Translator of the Bear Bible (1569), born in Granada, S Spain, of Moorish descent. The Bible is named after the emblem of a bear tasting honey on the title-page, which has been traced to the Bavarian printer Mattias Apiarius, the bee-keeper. Reina turned Protestant and fled from Spain in 1557, spending the next 12 years on the first complete translation of the Bible into Castilian, La Biblia, que es, los sacros libros del Viejo y Nuevo Testamento. Trasladada en Español. It was revised in 1602 by Cipriano de Varela, and the 1569 edition was reissued in facsimile by the Bible Society of Madrid (1970). Menéndez y Pelayo was the first scholar to stress Reina's achievement in his Historia de los heterodoxos españoles (Vol 5, 1882).
Casiodoro de Reina or de Reyna was a former monk who, perhaps with several others, translated the Bible into Spanish.
Reina, a monk of the Abbey de San Isidoro del Campo outside Sevilla, fled with about a dozen others when they came under suspicion by the Office of the Inquisition for Reformist tendencies. Reina wrote then the first great book against the Inquisition: Some arts of Holy Inquisition.
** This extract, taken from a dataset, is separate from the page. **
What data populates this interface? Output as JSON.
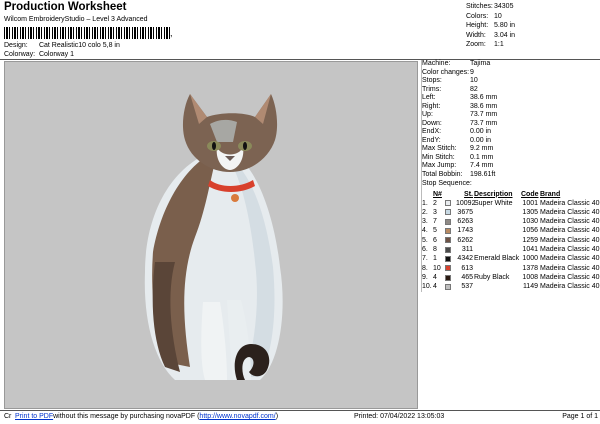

While in exile, variously in Frankfurt, London, Antwerp, Orleans, and Bergerac, funded by various sources (such as Juan Pérez de Pineda) he began translating the Bible into Spanish, using a number of works as source texts. For the Old Testament, the work appears to have made extensive use of the Ladino Ferrara Bible with comparisons to the Masoretic Text and the Vetus Latina. The New Testament derives from the Textus Receptus of Erasmus with comparisons to the Vetus Latina and Syraic manuscripts,
It is speculated that the version he published in Switzerland in 1569—which became the basis of the Reina-Valera Bible—was a composite work of the expatriate Isidorean community, done by several different hands with Reina first among them.